In the United States and Britain, just 2-3% of books published each year are translations, compared to nearly 35% in Latin America and Western Europe.
It’s this “dearth of translated literature” that is constructing “a new kind of iron curtain” around the native English-speaking world, argues translator Edith Grossman in a carefully thought-out piece in Foreign Policy magazine.
This is more than just a shame, Grossman writes. It’s downright dangerous for those who value the spread of knowledge.
English often serves as the “linguistic bridge” for the translation of a book into a number of Asian and African languages. For example, the Chinese market would be completely closed off to a book written in Spanish unless it was first translated into English. So, limiting translation ultimately “turns off the spigot” that flows not just to us but to the rest of the world, she says.

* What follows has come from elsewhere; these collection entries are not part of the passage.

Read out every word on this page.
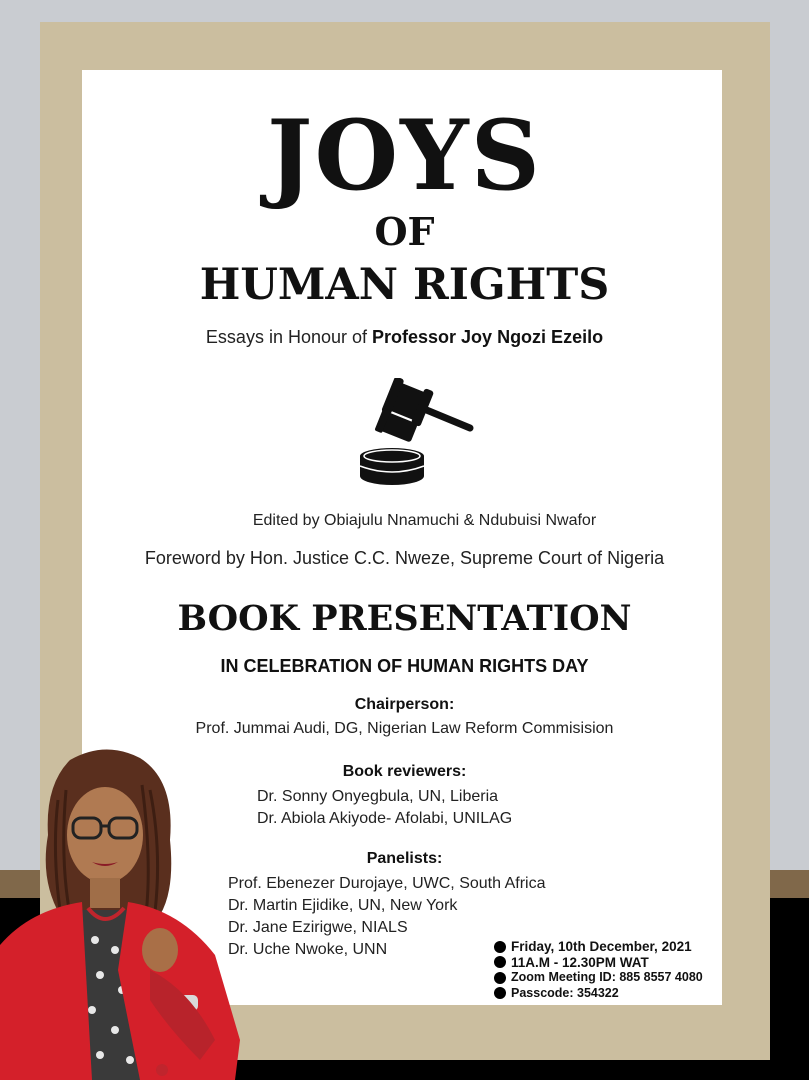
JOYS
OF
HUMAN RIGHTS
Essays in Honour of Professor Joy Ngozi Ezeilo
Edited by Obiajulu Nnamuchi & Ndubuisi Nwafor
Foreword by Hon. Justice C.C. Nweze, Supreme Court of Nigeria
BOOK PRESENTATION
IN CELEBRATION OF HUMAN RIGHTS DAY
Chairperson:
Prof. Jummai Audi, DG, Nigerian Law Reform Commisision
Book reviewers:
Dr. Sonny Onyegbula, UN, Liberia
Dr. Abiola Akiyode- Afolabi, UNILAG
Panelists:
Prof. Ebenezer Durojaye, UWC, South Africa
Dr. Martin Ejidike, UN, New York
Dr. Jane Ezirigwe, NIALS
Dr. Uche Nwoke, UNN	Friday, 10th December, 2021
11A.M - 12.30PM WAT
Zoom Meeting ID: 885 8557 4080
Passcode: 354322
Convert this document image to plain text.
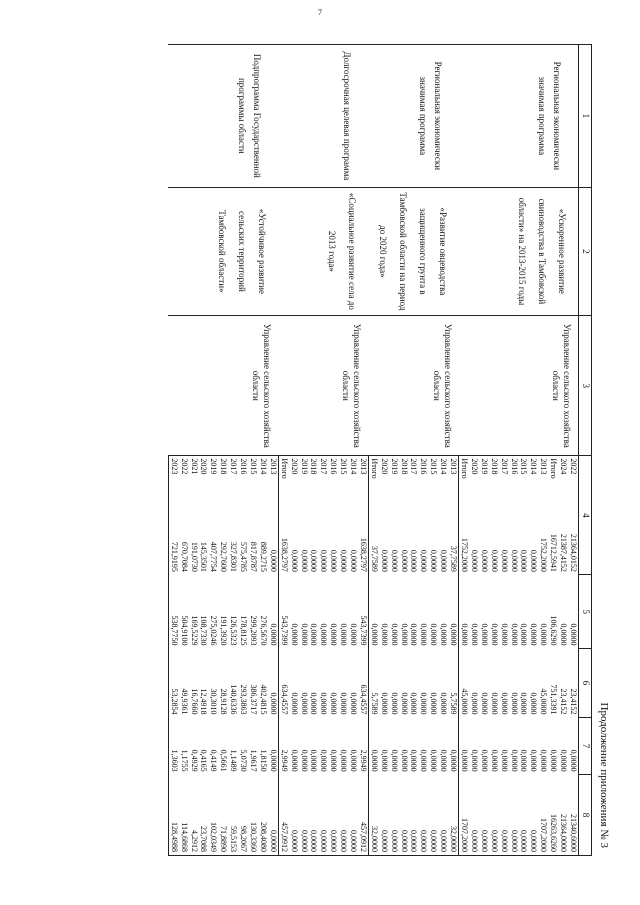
7
Продолжение приложения № 3
1	2	3	4		5	6	7	8
Региональная экономически значимая программа	«Ускоренное развитие свиноводства в Тамбовской области» на 2013-2015 годы	Управление сельского хозяйства области	2022	21364,0152	0,0000	23,4152	0,0000	21340,6000
			2024	21387,4152	0,0000	23,4152	0,0000	21364,0000
			Итого	16712,5941	106,6290	751,3391	0,0000	16263,6260
			2013	1752,2000	0,0000	45,0000	0,0000	1707,2000
			2014	0,0000	0,0000	0,0000	0,0000	0,0000
			2015	0,0000	0,0000	0,0000	0,0000	0,0000
			2016	0,0000	0,0000	0,0000	0,0000	0,0000
			2017	0,0000	0,0000	0,0000	0,0000	0,0000
			2018	0,0000	0,0000	0,0000	0,0000	0,0000
			2019	0,0000	0,0000	0,0000	0,0000	0,0000
			2020	0,0000	0,0000	0,0000	0,0000	0,0000
			Итого	1752,2000	0,0000	45,0000	0,0000	1707,2000
Региональная экономически значимая программа	«Развитие овцеводства защищенного грунта в Тамбовской области на период до 2020 года»	Управление сельского хозяйства области	2013	37,7589	0,0000	5,7589	0,0000	32,0000
			2014	0,0000	0,0000	0,0000	0,0000	0,0000
			2015	0,0000	0,0000	0,0000	0,0000	0,0000
			2016	0,0000	0,0000	0,0000	0,0000	0,0000
			2017	0,0000	0,0000	0,0000	0,0000	0,0000
			2018	0,0000	0,0000	0,0000	0,0000	0,0000
			2019	0,0000	0,0000	0,0000	0,0000	0,0000
			2020	0,0000	0,0000	0,0000	0,0000	0,0000
			Итого	37,7589	0,0000	5,7589	0,0000	32,0000
Долгосрочная целевая программа	«Социальное развитие села до 2013 года»	Управление сельского хозяйства области	2013	1638,2797	543,7399	634,4557	2,9949	457,0912
			2014	0,0000	0,0000	0,0000	0,0000	0,0000
			2015	0,0000	0,0000	0,0000	0,0000	0,0000
			2016	0,0000	0,0000	0,0000	0,0000	0,0000
			2017	0,0000	0,0000	0,0000	0,0000	0,0000
			2018	0,0000	0,0000	0,0000	0,0000	0,0000
			2019	0,0000	0,0000	0,0000	0,0000	0,0000
			2020	0,0000	0,0000	0,0000	0,0000	0,0000
			Итого	1638,2797	543,7399	634,4557	2,9949	457,0912
Подпрограмма Государственной программы области	«Устойчивое развитие сельских территорий Тамбовской области»	Управление сельского хозяйства области	2013	0,0000	0,0000	0,0000	0,0000	0,0000
			2014	889,2715	276,5670	402,4815	1,8150	208,4080
			2015	817,8787	299,2093	386,3717	1,9617	130,3360
			2016	575,4785	178,8125	293,3863	5,0730	98,2067
			2017	327,8301	126,5323	140,6336	1,1489	59,5153
			2018	292,7600	191,3920	28,9128	0,5661	71,8890
			2019	407,7754	275,0246	30,3010	0,4149	102,0349
			2020	145,3501	108,7330	12,4918	0,4165	23,7088
			2021	191,0730	169,5229	16,7660	0,4929	4,2912
			2022	670,7084	504,9100	49,9361	1,1755	114,6868
			2023	721,9195	538,7750	53,2854	1,3603	128,4988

Taking it even further, you can say that this “dearth” of translation could be a threat to civil liberties, because the free exchange of literary ideas, insights, and intuitions that translation facilitates is central to a free society. If we — knowingly or unknowingly — limit access to information and ideas, we create the possibility of tyranny and dictatorship.
And on a diplomatic level, choosing to block off access to the body of literature of a large and significant portion of the world creates a willfull ignorance of other cultures, movements, and societies — which could have dreadful political consequences, she warns.
But it’s not all doom and gloom. A while back I discovered a wonderful organization called Words Without Borders, that translates, publishes, and promotes contemporary international literature, to “open doors for readers of English around the world to the multiplicity of viewpoints, richness of experience, and literary perspective on world events offered by writers in other languages.”
They release a monthly online magazine with 8-10 new works by international writers, with past authors including Nobel Prize winners J.M.G Le Clézio, Herta Müller, Mahmoud Darwish, Etgar Keret, Per Petterson, Fadhil Al-Azzawi, W.G. Sebald, and Ma Jian. To date they’ve published well over a thousand pieces from 114 countries and 80 languages!
Words Without Borders also partners with publishing houses to release print anthologies, and will be working directly with high schools and colleges to provide content and resources to expand curricula to incorporate contemporary international literature, hoping to instill curiosity about other cultures and help students become better world citizens. Inspired? Here’s how you can get involved.
A bit of background on Edith Grossman:
Edith Grossman is an award-winning American translator specializing in English versions of Spanish language books. Her version of “Don Quixote” a few years back “caused a sensation in the shadowy realm of newly translated classics,” and prompted Harold Bloom to proclaim her the Glenn Gould of translators. Her latest work, “Why Translation Matters” was recently reviewed by The New York Times.